Enforcement officers and safe distancing ambassadors have been deployed to ensure people comply with Singapore's safe distancing measures.
But who is policing the skies?
I recently travelled from London back to Singapore with Singapore Airlines. I was more than a little surprised to discover that the flight was full. On a plane that seats 253 passengers, there were hardly any empty seats on board.
When, with equal measures of curiosity and concern, I asked a staff member whether any measure of distancing could feasibly be implemented at such capacity, the answer was that there was no requirement imposed on the airline to ensure any minimum distance between passengers.

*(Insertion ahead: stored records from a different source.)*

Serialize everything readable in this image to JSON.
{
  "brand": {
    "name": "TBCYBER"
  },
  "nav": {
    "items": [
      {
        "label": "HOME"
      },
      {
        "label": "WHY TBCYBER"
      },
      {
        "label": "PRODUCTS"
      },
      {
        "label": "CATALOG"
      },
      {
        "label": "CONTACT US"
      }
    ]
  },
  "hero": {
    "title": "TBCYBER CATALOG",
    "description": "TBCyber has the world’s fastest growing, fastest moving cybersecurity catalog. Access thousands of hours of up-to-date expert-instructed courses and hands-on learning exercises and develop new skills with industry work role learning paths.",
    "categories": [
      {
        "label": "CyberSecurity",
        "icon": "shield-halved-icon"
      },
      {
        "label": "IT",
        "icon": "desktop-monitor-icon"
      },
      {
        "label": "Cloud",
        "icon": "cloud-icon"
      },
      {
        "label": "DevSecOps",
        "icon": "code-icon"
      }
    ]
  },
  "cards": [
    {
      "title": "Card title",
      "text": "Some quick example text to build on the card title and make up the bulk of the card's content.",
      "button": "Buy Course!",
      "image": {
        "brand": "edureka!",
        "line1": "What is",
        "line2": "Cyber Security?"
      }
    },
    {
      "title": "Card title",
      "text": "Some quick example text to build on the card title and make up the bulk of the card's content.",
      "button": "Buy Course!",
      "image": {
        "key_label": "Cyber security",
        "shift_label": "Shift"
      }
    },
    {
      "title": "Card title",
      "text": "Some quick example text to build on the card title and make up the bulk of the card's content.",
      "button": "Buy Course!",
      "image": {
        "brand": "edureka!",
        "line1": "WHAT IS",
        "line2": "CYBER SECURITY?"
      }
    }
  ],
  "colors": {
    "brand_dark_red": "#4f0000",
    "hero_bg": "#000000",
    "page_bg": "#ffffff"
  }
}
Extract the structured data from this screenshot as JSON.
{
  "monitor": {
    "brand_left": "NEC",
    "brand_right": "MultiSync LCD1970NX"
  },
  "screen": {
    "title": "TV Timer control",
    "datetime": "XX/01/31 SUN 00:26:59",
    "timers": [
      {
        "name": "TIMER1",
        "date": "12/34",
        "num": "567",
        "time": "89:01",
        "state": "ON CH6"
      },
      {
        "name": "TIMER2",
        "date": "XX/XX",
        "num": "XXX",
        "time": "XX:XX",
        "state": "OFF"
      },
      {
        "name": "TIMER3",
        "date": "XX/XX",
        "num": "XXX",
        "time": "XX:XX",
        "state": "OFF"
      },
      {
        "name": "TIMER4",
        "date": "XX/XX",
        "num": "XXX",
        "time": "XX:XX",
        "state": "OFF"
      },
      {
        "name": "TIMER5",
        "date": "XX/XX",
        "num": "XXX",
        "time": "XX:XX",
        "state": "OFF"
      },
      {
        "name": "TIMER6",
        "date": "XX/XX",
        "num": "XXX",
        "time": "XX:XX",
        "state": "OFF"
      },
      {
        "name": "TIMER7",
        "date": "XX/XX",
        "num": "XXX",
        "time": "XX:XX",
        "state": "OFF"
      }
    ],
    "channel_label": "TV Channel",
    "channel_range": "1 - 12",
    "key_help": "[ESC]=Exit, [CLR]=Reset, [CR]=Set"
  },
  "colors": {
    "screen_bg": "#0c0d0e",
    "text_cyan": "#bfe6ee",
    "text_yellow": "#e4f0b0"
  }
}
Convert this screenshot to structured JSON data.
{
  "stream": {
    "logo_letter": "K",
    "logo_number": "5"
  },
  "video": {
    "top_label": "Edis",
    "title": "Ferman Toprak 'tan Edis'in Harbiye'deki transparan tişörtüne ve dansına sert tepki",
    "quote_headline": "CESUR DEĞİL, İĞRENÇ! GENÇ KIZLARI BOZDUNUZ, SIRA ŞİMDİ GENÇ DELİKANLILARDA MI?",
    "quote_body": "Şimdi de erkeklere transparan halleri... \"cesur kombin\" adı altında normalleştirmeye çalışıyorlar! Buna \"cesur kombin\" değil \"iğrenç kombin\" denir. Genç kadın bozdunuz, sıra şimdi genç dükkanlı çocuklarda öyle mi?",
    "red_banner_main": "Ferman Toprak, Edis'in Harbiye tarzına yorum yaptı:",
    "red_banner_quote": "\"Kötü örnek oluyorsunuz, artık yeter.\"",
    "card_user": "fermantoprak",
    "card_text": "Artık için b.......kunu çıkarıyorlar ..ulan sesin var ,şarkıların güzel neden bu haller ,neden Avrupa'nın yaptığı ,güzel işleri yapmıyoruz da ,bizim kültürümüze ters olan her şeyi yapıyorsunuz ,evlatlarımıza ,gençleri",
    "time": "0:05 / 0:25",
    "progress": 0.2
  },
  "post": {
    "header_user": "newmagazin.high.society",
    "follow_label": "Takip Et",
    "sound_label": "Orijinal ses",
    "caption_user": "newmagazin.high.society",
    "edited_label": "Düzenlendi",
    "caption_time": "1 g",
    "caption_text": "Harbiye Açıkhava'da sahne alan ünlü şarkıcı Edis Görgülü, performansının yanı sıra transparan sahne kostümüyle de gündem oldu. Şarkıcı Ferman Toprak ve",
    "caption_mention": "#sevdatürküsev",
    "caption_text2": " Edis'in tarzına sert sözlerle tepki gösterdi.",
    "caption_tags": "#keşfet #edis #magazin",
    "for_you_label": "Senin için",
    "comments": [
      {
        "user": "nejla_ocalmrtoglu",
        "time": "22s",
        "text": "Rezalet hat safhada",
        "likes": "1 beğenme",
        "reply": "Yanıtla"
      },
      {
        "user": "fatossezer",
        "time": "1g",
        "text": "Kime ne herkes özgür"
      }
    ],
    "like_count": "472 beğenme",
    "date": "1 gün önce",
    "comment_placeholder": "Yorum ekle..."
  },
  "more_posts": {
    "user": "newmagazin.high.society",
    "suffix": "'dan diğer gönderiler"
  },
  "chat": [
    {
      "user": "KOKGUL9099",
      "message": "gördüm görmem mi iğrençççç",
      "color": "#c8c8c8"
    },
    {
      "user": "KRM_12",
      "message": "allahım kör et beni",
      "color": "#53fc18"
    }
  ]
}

The usual amount of space, or lack thereof, in economy class is familiar to most. In the row directly behind me sat three passengers, all strangers to one another - a Singaporean student returning home, a young Australian woman transiting through Singapore and an elderly woman on her way to Malaysia. It's safe to say they were not from the same household, and had they attempted to have a meal together in a hawker centre, such proximity would not be acceptable.
On the 11th day of my compulsory stay-home notice and one day after I was tested for Covid-19, I received a call from the Ministry of Health. One person who sat near me and two in total on the same flight had tested positive for the virus.
I can't say the news was unexpected.
Which leads me to this question: Are all air carriers exempt from the safe distancing measures on the ground?
While the image of empty planes perched desolately in the Australian desert makes the commercial need to fill up seats certainly understandable, this situation also highlights a serious loophole that the government task force should take steps to examine and address.